Problem Formation and Model Selection
The input x data vector of the model is an absorbance vector comprised of the absorbance, v , at each wave number in the targeted range and the output y data vector contains the three thermodynamic properties (T, XCO₂, XH₂O)
To determine the best model for this application, several sklearn machine learning models were tested and their respective parameters varied in an attempt to minimize the root-mean-squared error (RMSE) and optimize the REC curve to reach the highest percentage of correct predictions achieved at a low window of error tolerance.
A simple linear regression model was used as a starting point to ensure the data loading and sorting was working as expected such that a decent model could be found. The three models tested thereafter include random forest, decision tree, and elastic net regression.
Following iterative attempts at optimizing parameters for each of the above models, the resulting RMSE values and REC curves, shown in Figure 2, the random forest model proved to be the most suitable for this work.

Random Forest Regression
Random forest regression involves supervised ensemble learning.
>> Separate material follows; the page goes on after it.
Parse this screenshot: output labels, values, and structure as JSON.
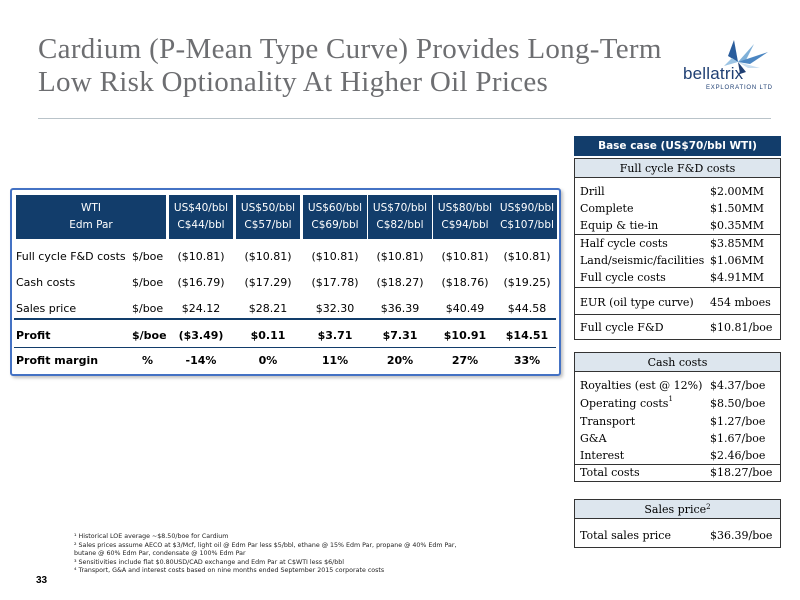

In a random forest, it constructs multiple decision trees that run in parallel and do not influence each other and aggregates the results.
The finalized random forest regression model was setup with the following parameters: maximum features = 80, maximum depth = 70. When fit to the normalized spectral data, a RMSE of 0.17 and an out of bag R² of 0.96 were achieved, both of which were significant improvements compared to the other tested models.
Figure 3 plots the model predicted temperature and mole fractions versus the ground truth values for the test spectra. There is a clear linear correlation, as we expect to see for a correctly functioning model. The largest percentage error in prediction was consistently in the H₂O concentration values with an average error of 10% compared to 6 % for CO₂ and 5% for temperature.

The 20 most ‘important’ features (wavenumber points) as determined by the model are presented in the histogram of Fig. 4. Of note, we see that many of these important wavenumbers lie within the line pair around 3775.7 1/cm which include absorbance transitions of H₂O with high temperature sensitivity.

Conclusion
In this work, a random forest machine learning model was successfully used to extract species mole fraction and temperature from convoluted absorption spectra of CO₂ and H₂O. This provides an exciting alternative to traditional spectral line fitting processes that are difficult to implement for complicated spectra. This model can be trained and used on data for these species in other wavelength regions as well as for other useful combustion species to measure.